Early detection of lung cancer through management of pulmonary nodules (PNs) may reduce lung cancer mortality. We assessed the relationship between PNs and lung cancer.
How common are PNs in the Medicare population? What is the rate of lung cancer following detection of PNs? What is the relative proportion of early-stage lung cancer diagnosed following reporting of PNs versus through low-dose CT (LDCT) screening?
Using the SEER-Medicare database, we defined two cohorts: persons in the 5% sample with 12+ months of Medicare Part A&B coverage during 2014-2019 (5% sample cohort); subjects diagnosed with lung cancer during 2015-2017 with coverage for the prior 18-month period (lung cancer cohort). We defined PNs as chest CTs with accompanying codes of 793.11 (ICD-9) or R91.1 (ICD-10), denoting a solitary pulmonary nodule. Lung cancer cohort cases were classified by whether they had LDCT screening, PNs or neither (Referent) within 18 months before diagnosis. We compared cancer stage and survival across groups.

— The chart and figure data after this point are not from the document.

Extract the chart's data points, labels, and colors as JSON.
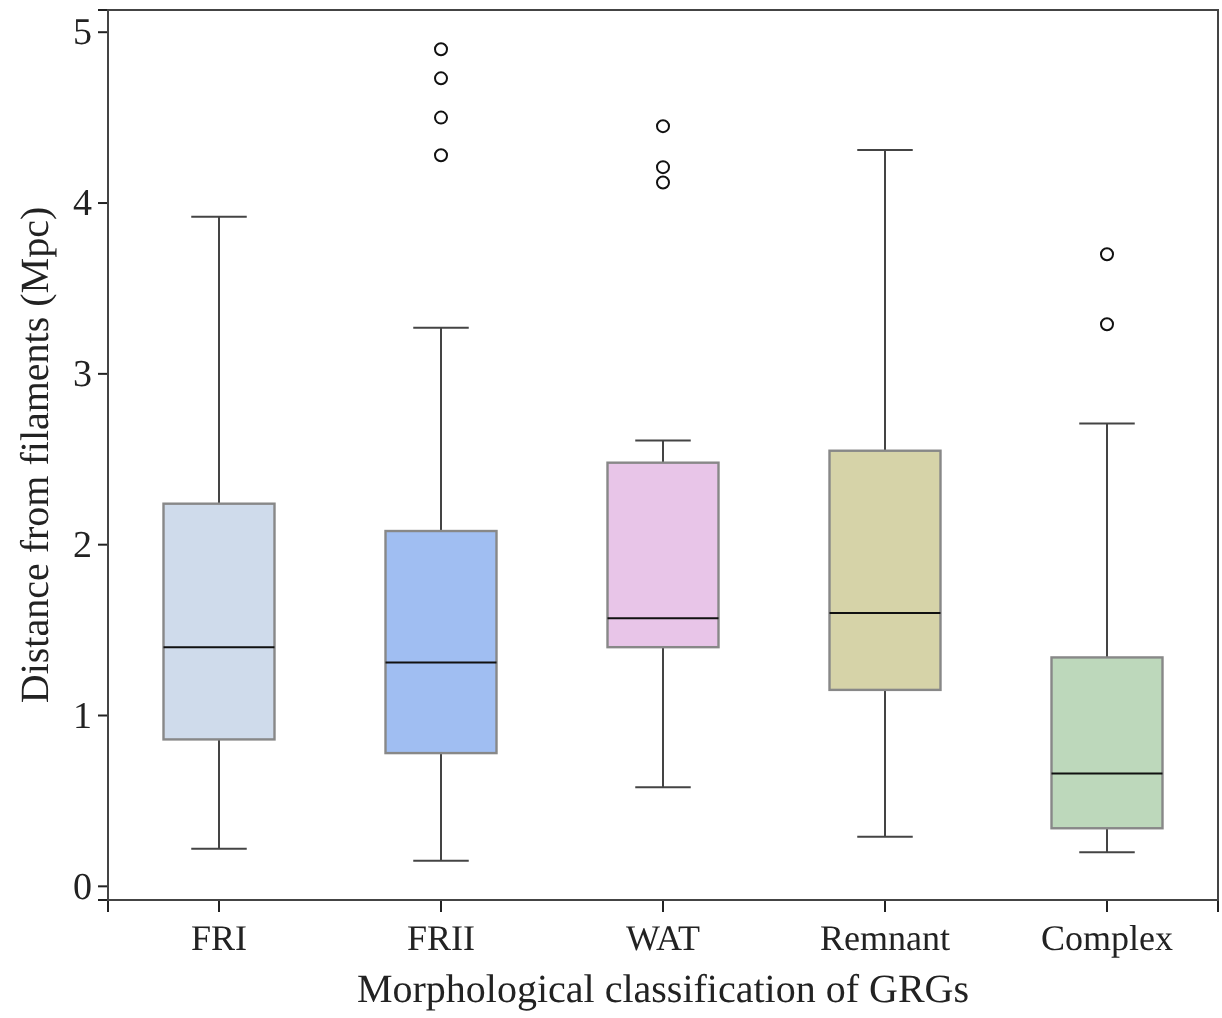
{
  "chart_data": {
    "type": "box",
    "xlabel": "Morphological classification of GRGs",
    "ylabel": "Distance from filaments (Mpc)",
    "categories": [
      "FRI",
      "FRII",
      "WAT",
      "Remnant",
      "Complex"
    ],
    "colors": [
      "#cfdbeb",
      "#a0bef2",
      "#e8c5e8",
      "#d6d3a8",
      "#bdd8bb"
    ],
    "boxes": [
      {
        "low": 0.22,
        "q1": 0.86,
        "median": 1.4,
        "q3": 2.24,
        "high": 3.92
      },
      {
        "low": 0.15,
        "q1": 0.78,
        "median": 1.31,
        "q3": 2.08,
        "high": 3.27,
        "outliers": [
          4.9,
          4.73,
          4.5,
          4.28
        ]
      },
      {
        "low": 0.58,
        "q1": 1.4,
        "median": 1.57,
        "q3": 2.48,
        "high": 2.61,
        "outliers": [
          4.45,
          4.21,
          4.12
        ]
      },
      {
        "low": 0.29,
        "q1": 1.15,
        "median": 1.6,
        "q3": 2.55,
        "high": 4.31
      },
      {
        "low": 0.2,
        "q1": 0.34,
        "median": 0.66,
        "q3": 1.34,
        "high": 2.71,
        "outliers": [
          3.7,
          3.29
        ]
      }
    ],
    "ylim": [
      -0.08,
      5.13
    ],
    "yticks": [
      0,
      1,
      2,
      3,
      4,
      5
    ]
  }
}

Of 627,547 5% sample cohort subjects, 5.0% had PNs over median 5.0 years follow-up. Cumulative 1- and 2-year lung cancer rates following initial PNs were 3.2% and 4.7%. Of 44,194 lung cancer cohort cases, 15.7%, 2.9% and 81.4% were in the PN, LDCT, and Referent groups. 58.1%, 50.3% and 24.4% of PN, LDCT and Referent group cases, respectively, were localized stage. Among all localized cases, 30.0% and 4.9% were in the PN and LDCT and groups, respectively. Three-year lung cancer-specific survival rates were 75.0%, 75.6% and 49.4% for the PN, LDCT, and Referent groups.
Lung cancer cases diagnosed following identification of PNs tended to be localized. Of all localized cases, almost one-third had prior PNs, compared to 5% with LDCT screens. PNs represent a relatively common presentation of potentially curable lung cancer.